I should have known, though, that something I loved so dearly could never be pushed aside forever. With the advent of Christmas break, my desire to read returned (as did my sanity). Without further ado, I present to you my final reads of 2016:

  1. The Ocean at the End of the Lane – Neil Gaiman. This book felt like a selection-of-obligation. I’d heard of Gaiman, referenced often by other readers and lovers of spectacular literature, but I’d never picked up one of his works. Each mention of his name made my cheeks burn a little brighter with shame. So, when Book of the Month made The Ocean at the End of the Lane an add-on option, I felt a sense of dutiful satisfaction when I added the book to my cart. And let me tell you — this pick was not at all what I expected. For whatever reason, I thought of Gaiman as some sort of contemporary male Jodi Picoult, a writer of the intense complexities of everyday life. I discovered, to my delight, an author with a knack for vivid prose and a captivating imagination. The Ocean at the End of the Lane is a remarkably odd and fantastic work that expands on the childhood of a man who has returned home for a funeral. Readers are jerked into the past, along with the unnamed narrator, and sucked into a dark tale of magic, danger, and other worlds. Although this book doesn’t make my top 10 list for the year, I appreciated the beauty of the words in his novel and the nostalgic feelings the story evoked. Mostly, I have conflicting feelings about the work . . . I really admired the author’s diction, but felt “meh” about the story itself. When I was finished, I was left thinking . . . “Okay. Well. That was odd.” That being said, at right around 200 pages, this curious (and brief) book is worth exploring, if you have any interest at all in adult surrealism and fantasy. Rating: 3.5/5 stars
  2. The Sun is Also a Star – Nicola Yoon. This work of Young Adult fiction is, in a word, delightful. It’s also a bit heart-wrenching, idealistic, charming, and dramatic . . . but mostly, it’s delightful. Yoon writes the delicately entwined tale of Natasha and Daniel, resident New York teenagers facing very undesirable futures.
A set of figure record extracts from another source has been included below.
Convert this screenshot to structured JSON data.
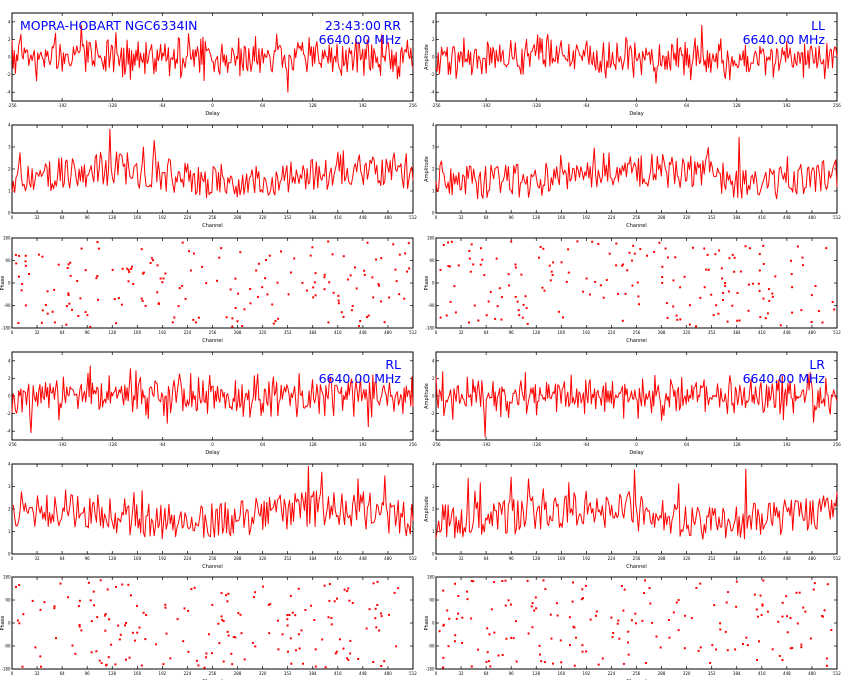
{
  "source": "MOPRA-HOBART NGC6334IN",
  "time": "23:43:00",
  "colors": {
    "trace": "#ff0000",
    "text": "#0000ff",
    "frame": "#000000"
  },
  "chart_data": [
    {
      "id": "rr-delay",
      "type": "line",
      "polarization": "RR",
      "frequency": "6640.00 MHz",
      "xlabel": "Delay",
      "ylabel": "",
      "xlim": [
        -256,
        256
      ],
      "ylim": [
        -5,
        5
      ],
      "xticks": [
        "-256",
        "-192",
        "-128",
        "-64",
        "0",
        "64",
        "128",
        "192",
        "256"
      ],
      "yticks": [
        "-4",
        "-2",
        "0",
        "2",
        "4"
      ],
      "points": 360,
      "seed": 11,
      "shape": "noise"
    },
    {
      "id": "rr-amp",
      "type": "line",
      "xlabel": "Channel",
      "ylabel": "",
      "xlim": [
        0,
        512
      ],
      "ylim": [
        0,
        4
      ],
      "xticks": [
        "0",
        "32",
        "64",
        "96",
        "128",
        "160",
        "192",
        "224",
        "256",
        "288",
        "320",
        "352",
        "384",
        "416",
        "448",
        "480",
        "512"
      ],
      "yticks": [
        "0",
        "1",
        "2",
        "3",
        "4"
      ],
      "points": 300,
      "seed": 12,
      "shape": "positive"
    },
    {
      "id": "rr-phase",
      "type": "scatter",
      "xlabel": "Channel",
      "ylabel": "Phase",
      "xlim": [
        0,
        512
      ],
      "ylim": [
        -180,
        180
      ],
      "xticks": [
        "0",
        "32",
        "64",
        "96",
        "128",
        "160",
        "192",
        "224",
        "256",
        "288",
        "320",
        "352",
        "384",
        "416",
        "448",
        "480",
        "512"
      ],
      "yticks": [
        "-180",
        "-90",
        "0",
        "90",
        "180"
      ],
      "points": 180,
      "seed": 13,
      "shape": "random"
    },
    {
      "id": "ll-delay",
      "type": "line",
      "polarization": "LL",
      "frequency": "6640.00 MHz",
      "xlabel": "Delay",
      "ylabel": "Amplitude",
      "xlim": [
        -256,
        256
      ],
      "ylim": [
        -5,
        5
      ],
      "xticks": [
        "-256",
        "-192",
        "-128",
        "-64",
        "0",
        "64",
        "128",
        "192",
        "256"
      ],
      "yticks": [
        "-4",
        "-2",
        "0",
        "2",
        "4"
      ],
      "points": 360,
      "seed": 21,
      "shape": "noise"
    },
    {
      "id": "ll-amp",
      "type": "line",
      "xlabel": "Channel",
      "ylabel": "Amplitude",
      "xlim": [
        0,
        512
      ],
      "ylim": [
        0,
        4
      ],
      "xticks": [
        "0",
        "32",
        "64",
        "96",
        "128",
        "160",
        "192",
        "224",
        "256",
        "288",
        "320",
        "352",
        "384",
        "416",
        "448",
        "480",
        "512"
      ],
      "yticks": [
        "0",
        "1",
        "2",
        "3",
        "4"
      ],
      "points": 300,
      "seed": 22,
      "shape": "positive"
    },
    {
      "id": "ll-phase",
      "type": "scatter",
      "xlabel": "Channel",
      "ylabel": "Phase",
      "xlim": [
        0,
        512
      ],
      "ylim": [
        -180,
        180
      ],
      "xticks": [
        "0",
        "32",
        "64",
        "96",
        "128",
        "160",
        "192",
        "224",
        "256",
        "288",
        "320",
        "352",
        "384",
        "416",
        "448",
        "480",
        "512"
      ],
      "yticks": [
        "-180",
        "-90",
        "0",
        "90",
        "180"
      ],
      "points": 180,
      "seed": 23,
      "shape": "random"
    },
    {
      "id": "rl-delay",
      "type": "line",
      "polarization": "RL",
      "frequency": "6640.00 MHz",
      "xlabel": "Delay",
      "ylabel": "",
      "xlim": [
        -256,
        256
      ],
      "ylim": [
        -5,
        5
      ],
      "xticks": [
        "-256",
        "-192",
        "-128",
        "-64",
        "0",
        "64",
        "128",
        "192",
        "256"
      ],
      "yticks": [
        "-4",
        "-2",
        "0",
        "2",
        "4"
      ],
      "points": 360,
      "seed": 31,
      "shape": "noise"
    },
    {
      "id": "rl-amp",
      "type": "line",
      "xlabel": "Channel",
      "ylabel": "",
      "xlim": [
        0,
        512
      ],
      "ylim": [
        0,
        4
      ],
      "xticks": [
        "0",
        "32",
        "64",
        "96",
        "128",
        "160",
        "192",
        "224",
        "256",
        "288",
        "320",
        "352",
        "384",
        "416",
        "448",
        "480",
        "512"
      ],
      "yticks": [
        "0",
        "1",
        "2",
        "3",
        "4"
      ],
      "points": 300,
      "seed": 32,
      "shape": "positive"
    },
    {
      "id": "rl-phase",
      "type": "scatter",
      "xlabel": "Channel",
      "ylabel": "Phase",
      "xlim": [
        0,
        512
      ],
      "ylim": [
        -180,
        180
      ],
      "xticks": [
        "0",
        "32",
        "64",
        "96",
        "128",
        "160",
        "192",
        "224",
        "256",
        "288",
        "320",
        "352",
        "384",
        "416",
        "448",
        "480",
        "512"
      ],
      "yticks": [
        "-180",
        "-90",
        "0",
        "90",
        "180"
      ],
      "points": 180,
      "seed": 33,
      "shape": "random"
    },
    {
      "id": "lr-delay",
      "type": "line",
      "polarization": "LR",
      "frequency": "6640.00 MHz",
      "xlabel": "Delay",
      "ylabel": "Amplitude",
      "xlim": [
        -256,
        256
      ],
      "ylim": [
        -5,
        5
      ],
      "xticks": [
        "-256",
        "-192",
        "-128",
        "-64",
        "0",
        "64",
        "128",
        "192",
        "256"
      ],
      "yticks": [
        "-4",
        "-2",
        "0",
        "2",
        "4"
      ],
      "points": 360,
      "seed": 41,
      "shape": "noise"
    },
    {
      "id": "lr-amp",
      "type": "line",
      "xlabel": "Channel",
      "ylabel": "Amplitude",
      "xlim": [
        0,
        512
      ],
      "ylim": [
        0,
        4
      ],
      "xticks": [
        "0",
        "32",
        "64",
        "96",
        "128",
        "160",
        "192",
        "224",
        "256",
        "288",
        "320",
        "352",
        "384",
        "416",
        "448",
        "480",
        "512"
      ],
      "yticks": [
        "0",
        "1",
        "2",
        "3",
        "4"
      ],
      "points": 300,
      "seed": 42,
      "shape": "positive"
    },
    {
      "id": "lr-phase",
      "type": "scatter",
      "xlabel": "Channel",
      "ylabel": "Phase",
      "xlim": [
        0,
        512
      ],
      "ylim": [
        -180,
        180
      ],
      "xticks": [
        "0",
        "32",
        "64",
        "96",
        "128",
        "160",
        "192",
        "224",
        "256",
        "288",
        "320",
        "352",
        "384",
        "416",
        "448",
        "480",
        "512"
      ],
      "yticks": [
        "-180",
        "-90",
        "0",
        "90",
        "180"
      ],
      "points": 180,
      "seed": 43,
      "shape": "random"
    }
  ]
}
Natasha, an immigrant of Jamaican parents, faces deportation after her family’s illegal status is revealed via some rather unfortunate circumstances. Daniel, son of Korean immigrants and lifelong resident of the city, is heavily burdened by the academic and professional expectations of his parents (who have already been disappointed by their first born). The book takes readers on a fast-paced one-day journey through the city, alternating between Daniel and Natasha’s viewpoints with short, witty “histories” of other characters or significant topics sprinkled throughout. The result? A sweet, hopeful account of love in a world of endless possibilities.  I raced through this engaging read in one day and couldn’t wait to recommend it to several of my high school students. Rating: 4/5 stars
  3. The Mothers – Brit Bennett. This book is everything, friends. Everything. Another Book of the Month selection, The Mothers sat on my shelf for two months during the Great Reading Hiatus of 2016. I finally cracked its spine two days before the new year and a handful of pages into the book, I knew I was in for a treat. Bennett writes the aching narrative of two girls estranged from their mothers — one by death, the other by choice. The unlikely pair, both members of a seaside church in a black community in southern California, develop a close friendship bordering on sisterhood as Nadia searches for reason and safety in the aftermath of her mother’s suicide. Aubrey is the perfect companion for Nadia — comforting, seemingly self-assured, and loyal. The pair is destined for lifelong companionship, it seems . . . until one choice and a dark secret forever alter the course of their lives. The plot is heavy with deception, drama, and longing; characters are multifaceted and brilliantly relatable, despite (or because of?) the weight of the circumstances that compose their lives. The Mothers is a richly textured novel that will stir your heart and remain with you for years to come. Rating: 5/5

In short: if you only read one book in 2017, make it The Mothers. You can expect to experience heartbreak, but you certainly won’t know disappointment.